My biggest pet peeve in life is when people use their flash at night to take photos of something far away. One time in 2018 I was in the hub watching HEA, and the woman right behind me to my right was recording the entire performance on her iPad.... with the flash on. And she was holding the iPad up right at head level, so the flash was shining right in my eye the entire show.

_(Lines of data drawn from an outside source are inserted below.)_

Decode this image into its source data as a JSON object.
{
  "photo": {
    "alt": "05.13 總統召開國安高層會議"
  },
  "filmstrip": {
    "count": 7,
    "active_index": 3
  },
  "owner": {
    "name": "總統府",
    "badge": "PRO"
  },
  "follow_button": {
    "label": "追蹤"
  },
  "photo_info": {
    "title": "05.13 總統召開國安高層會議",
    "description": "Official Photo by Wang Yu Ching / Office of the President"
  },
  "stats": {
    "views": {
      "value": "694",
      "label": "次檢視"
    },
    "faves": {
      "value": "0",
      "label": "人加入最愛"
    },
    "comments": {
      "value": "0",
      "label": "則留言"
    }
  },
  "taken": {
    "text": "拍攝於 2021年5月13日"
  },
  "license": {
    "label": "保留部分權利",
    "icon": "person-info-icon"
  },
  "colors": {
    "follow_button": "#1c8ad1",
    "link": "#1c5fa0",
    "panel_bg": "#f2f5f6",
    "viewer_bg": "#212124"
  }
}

First, I politely asked her to turn her flash off. She completely ignored me and stared right through me. Then I repeating myself louder, thinking she couldn't hear me. Still, she looked right through me. Then I screamed at her to turn her flash off... she continued to ignore me. I then moved and stood right in front of her, facing her, with my face in her iPad and the flash right in my eye. She continued to just look at me, confused as to what I was doing. The people around me were laughing and finally the man that was with her grabbed her shoulder and she finally lowered the iPad and turned it off.
 
I had a colorful moment in MK at splash mountain Once - I was run into by one of those kamikazi mothers with her stroller. she Ran into me going into line and got me again as she attempted to outrace everyone leaving ride. Apparently some People feel they are entitled to create their own space by using stroller as a battering ram in the parks. her husband was embarrassed and said his wife does this all the time.
 
I pointed out to a group of cheerleaders the number of families who they cut in line in front of. They didn't care. I was just another old man to them.